Cleland said starting jury selection on Tuesday would, on balance, protect Sandusky's right to a fair trial, the alleged victims' rights to their day in court, the state's obligation to prosecute promptly and the public's expectation of a swift proceeding. Opening statements in the case will not occur before June 11, he said.
Cleland did not rule on recent requests by attorneys for five alleged victims to keep their identities secret.
The charges against Sandusky concern his relationships with boys he met through his charity for at-risk kids, The Second Mile. Prosecutors allege Sandusky groomed the boys for sexual abuse, offering gifts and access to the team in addition to companionship.
At least some of the alleged abuse happened in the Penn State football team's facilities, prosecutors said. One of the alleged attacks was witnessed by former receivers coach Mike McQueary, then a graduate assistant.
Details of the grand jury report touched of a massive scandal that engulfed the university, ultimately leading to the firing of Hall of Fame football coach Joe Paterno and the ouster of university President Graham Spanier. Two other university officials are charged with failing to report suspected abuse and perjury related to their grand jury testimony.
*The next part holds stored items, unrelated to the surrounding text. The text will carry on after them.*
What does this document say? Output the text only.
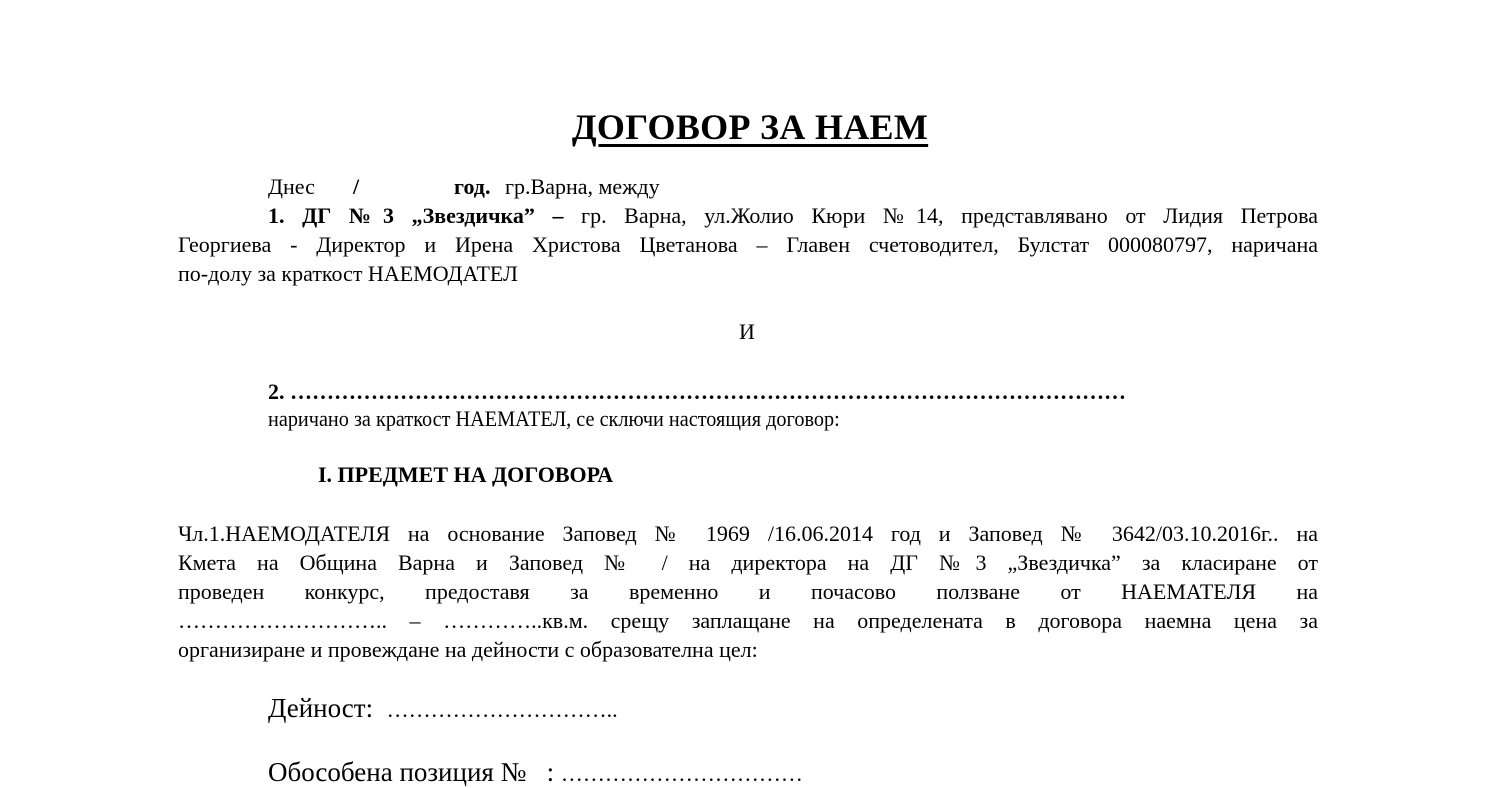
ДОГОВОР ЗА НАЕМ
Днес /	год. гр.Варна, между
1. ДГ №3 „Звездичка” – гр. Варна, ул.Жолио Кюри №14, представлявано от Лидия Петрова
Георгиева - Директор и Ирена Христова Цветанова – Главен счетоводител, Булстат 000080797, наричана
по-долу за краткост НАЕМОДАТЕЛ
И
2. ……………………………………………………………………………………………………
наричано за краткост НАЕМАТЕЛ, се сключи настоящия договор:
I. ПРЕДМЕТ НА ДОГОВОРА
Чл.1.НАЕМОДАТЕЛЯ на основание Заповед № 1969 /16.06.2014 год и Заповед № 3642/03.10.2016г.. на
Кмета на Община Варна и Заповед № / на директора на ДГ №3 „Звездичка” за класиране от
проведен конкурс, предоставя за временно и почасово ползване от НАЕМАТЕЛЯ на
……………………….. – …………..кв.м. срещу заплащане на определената в договора наемна цена за
организиране и провеждане на дейности с образователна цел:
Дейност: …………………………..
Обособена позиция № : ……………………………
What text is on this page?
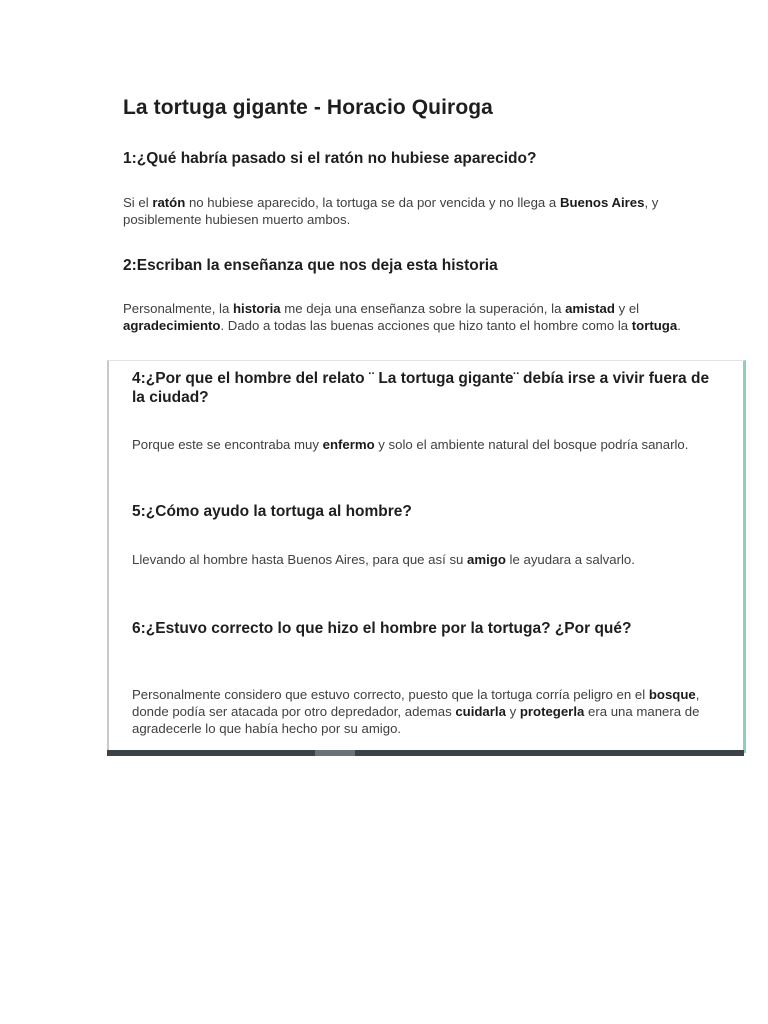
La tortuga gigante - Horacio Quiroga
1:¿Qué habría pasado si el ratón no hubiese aparecido?

Si el ratón no hubiese aparecido, la tortuga se da por vencida y no llega a Buenos Aires, y posiblemente hubiesen muerto ambos.

2:Escriban la enseñanza que nos deja esta historia

Personalmente, la historia me deja una enseñanza sobre la superación, la amistad y el agradecimiento. Dado a todas las buenas acciones que hizo tanto el hombre como la tortuga.

4:¿Por que el hombre del relato ¨ La tortuga gigante¨ debía irse a vivir fuera de la ciudad?

Porque este se encontraba muy enfermo y solo el ambiente natural del bosque podría sanarlo.

5:¿Cómo ayudo la tortuga al hombre?

Llevando al hombre hasta Buenos Aires, para que así su amigo le ayudara a salvarlo.

6:¿Estuvo correcto lo que hizo el hombre por la tortuga? ¿Por qué?

Personalmente considero que estuvo correcto, puesto que la tortuga corría peligro en el bosque, donde podía ser atacada por otro depredador, ademas cuidarla y protegerla era una manera de agradecerle lo que había hecho por su amigo.
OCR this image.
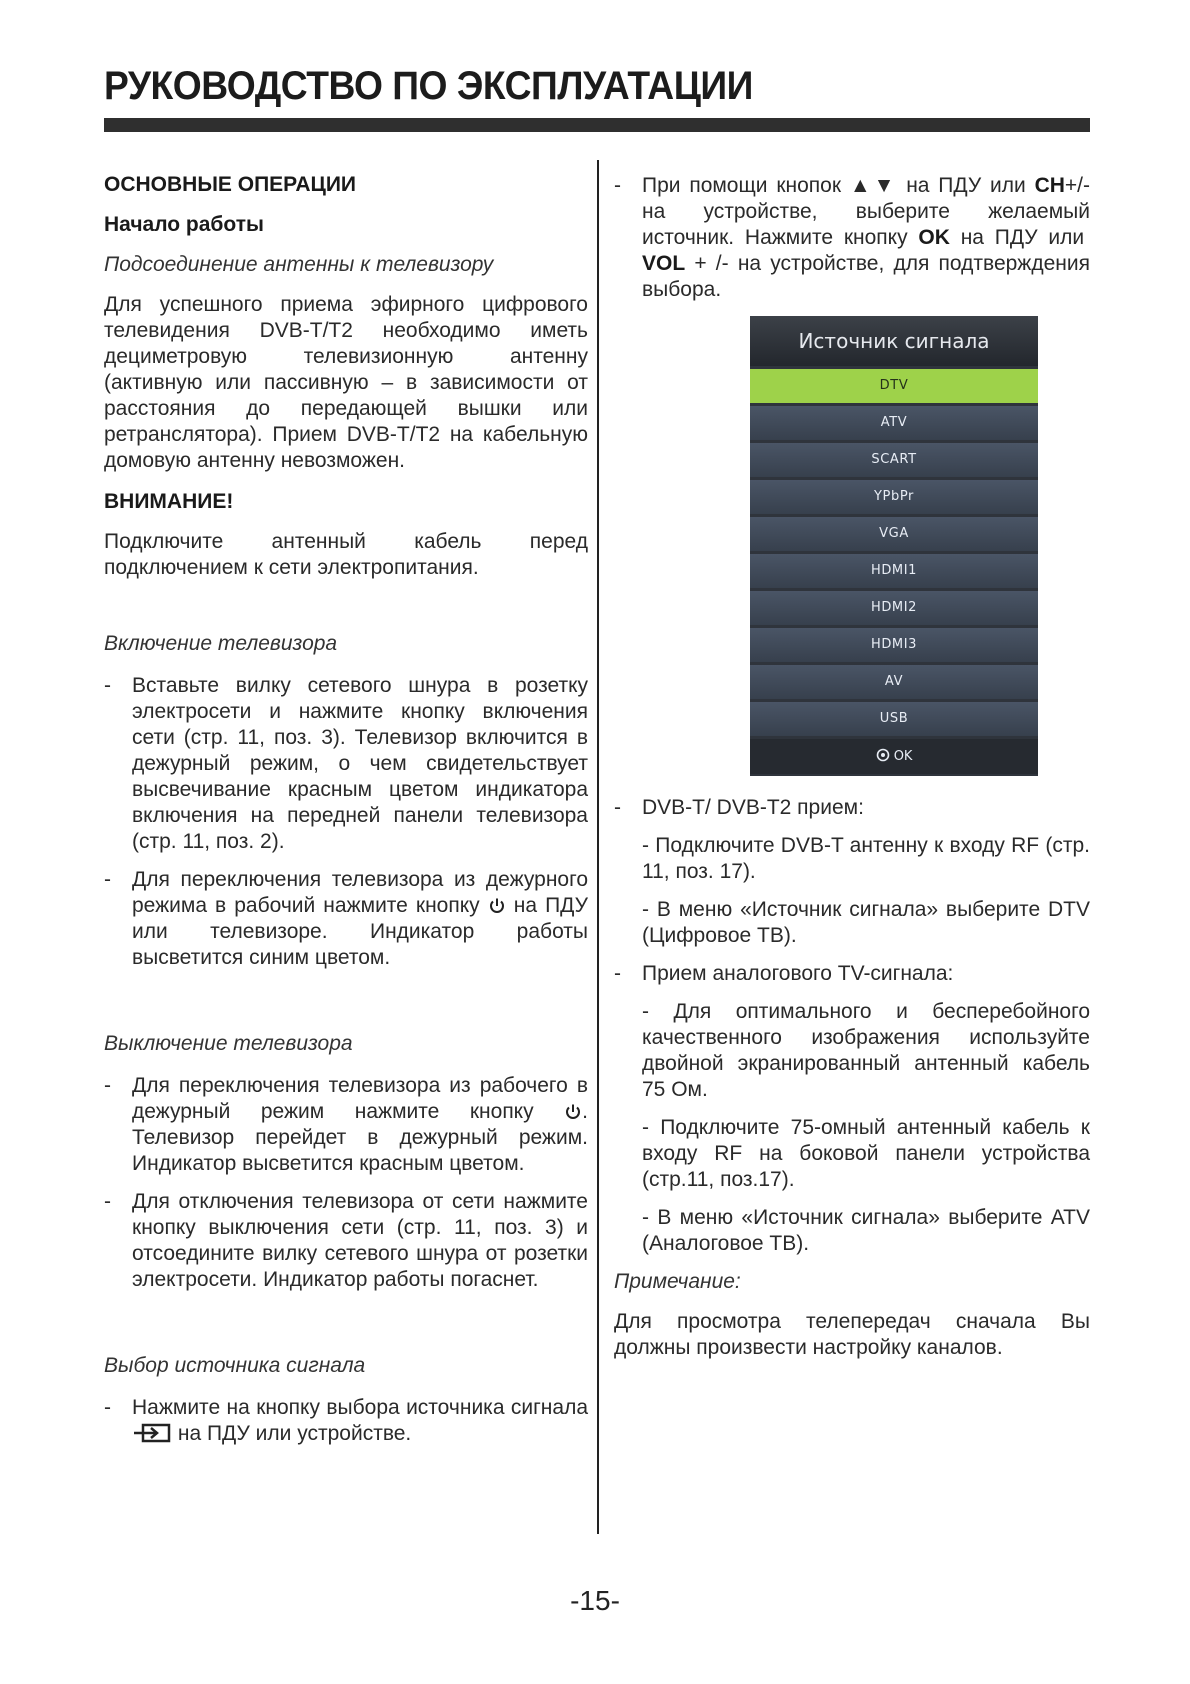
РУКОВОДСТВО ПО ЭКСПЛУАТАЦИИ

ОСНОВНЫЕ ОПЕРАЦИИ

Начало работы

Подсоединение антенны к телевизору

Для успешного приема эфирного цифрового телевидения DVB-T/T2 необходимо иметь дециметровую телевизионную антенну (активную или пассивную – в зависимости от расстояния до передающей вышки или ретранслятора). Прием DVB-T/T2 на кабельную домовую антенну невозможен.

ВНИМАНИЕ!

Подключите антенный кабель перед подключением к сети электропитания.

Включение телевизора

- Вставьте вилку сетевого шнура в розетку электросети и нажмите кнопку включения сети (стр. 11, поз. 3). Телевизор включится в дежурный режим, о чем свидетельствует высвечивание красным цветом индикатора включения на передней панели телевизора (стр. 11, поз. 2).
- Для переключения телевизора из дежурного режима в рабочий нажмите кнопку на ПДУ или телевизоре. Индикатор работы высветится синим цветом.

Выключение телевизора

- Для переключения телевизора из рабочего в дежурный режим нажмите кнопку . Телевизор перейдет в дежурный режим. Индикатор высветится красным цветом.
- Для отключения телевизора от сети нажмите кнопку выключения сети (стр. 11, поз. 3) и отсоедините вилку сетевого шнура от розетки электросети. Индикатор работы погаснет.

Выбор источника сигнала

- Нажмите на кнопку выбора источника сигнала  на ПДУ или устройстве.
- При помощи кнопок ▲▼ на ПДУ или CH+/- на устройстве, выберите желаемый источник. Нажмите кнопку OK на ПДУ или  VOL + /- на устройстве, для подтверждения выбора.
Источник сигнала
DTV
ATV
SCART
YPbPr
VGA
HDMI1
HDMI2
HDMI3
AV
USB
OK
- DVB-T/ DVB-T2 прием:

- Подключите DVB-T антенну к входу RF (стр. 11, поз. 17).

- В меню «Источник сигнала» выберите DTV (Цифровое ТВ).

- Прием аналогового TV-сигнала:

- Для оптимального и бесперебойного качественного изображения используйте двойной экранированный антенный кабель 75 Ом.

- Подключите 75-омный антенный кабель к входу RF на боковой панели устройства (стр.11, поз.17).

- В меню «Источник сигнала» выберите ATV (Аналоговое ТВ).

Примечание:

Для просмотра телепередач сначала Вы должны произвести настройку каналов.

-15-
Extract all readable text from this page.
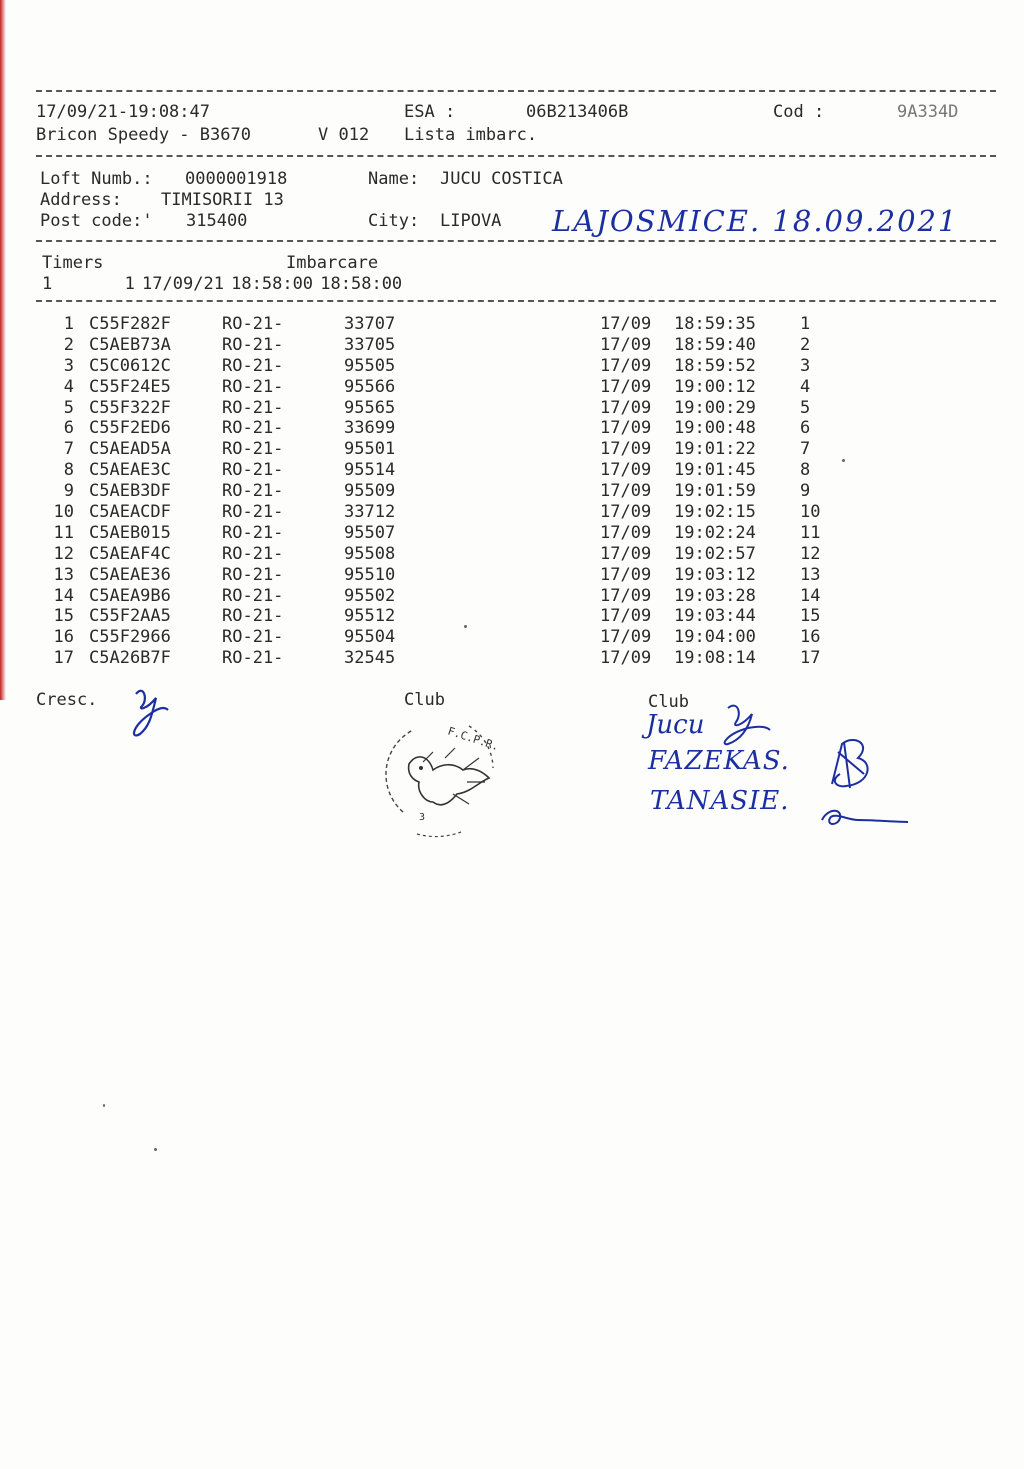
17/09/21-19:08:47	ESA :	06B213406B	Cod :	9A334D
Bricon Speedy - B3670	V 012 Lista imbarc.
Loft Numb.: 0000001918	Name: JUCU COSTICA
Address: TIMISORII 13
Post code:' 315400	City: LIPOVA LAJOSMICE. 18.09.2021
Timers	Imbarcare
1          1 17/09/21 18:58:00 18:58:00
1 C55F282F	RO-21-	33707	17/09 18:59:35	1
2 C5AEB73A	RO-21-	33705	17/09 18:59:40	2
3 C5C0612C	RO-21-	95505	17/09 18:59:52	3
4 C55F24E5	RO-21-	95566	17/09 19:00:12	4
5 C55F322F	RO-21-	95565	17/09 19:00:29	5
6 C55F2ED6	RO-21-	33699	17/09 19:00:48	6
7 C5AEAD5A	RO-21-	95501	17/09 19:01:22	7
8 C5AEAE3C	RO-21-	95514	17/09 19:01:45	8
9 C5AEB3DF	RO-21-	95509	17/09 19:01:59	9
10 C5AEACDF	RO-21-	33712	17/09 19:02:15	10
11 C5AEB015	RO-21-	95507	17/09 19:02:24	11
12 C5AEAF4C	RO-21-	95508	17/09 19:02:57	12
13 C5AEAE36	RO-21-	95510	17/09 19:03:12	13
14 C5AEA9B6	RO-21-	95502	17/09 19:03:28	14
15 C55F2AA5	RO-21-	95512	17/09 19:03:44	15
16 C55F2966	RO-21-	95504	17/09 19:04:00	16
17 C5A26B7F	RO-21-	32545	17/09 19:08:14	17
Cresc.	Club	Club
F.C.P.R.
3
Jucu
FAZEKAS.
TANASIE.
Those two officials, athletic director Tim Curley and vice-president Gary Schultz, are the potential witnesses referred to in Cleland's latest order. Curley, on leave, and Schultz, now retired, have told Sandusky's lawyer they will invoke their Fifth Amendment right against self-incrimination if subpoenaed.
Also Wednesday, Cleland issued a detailed "decorum order" that will govern reporters and others who plan to attend the trial.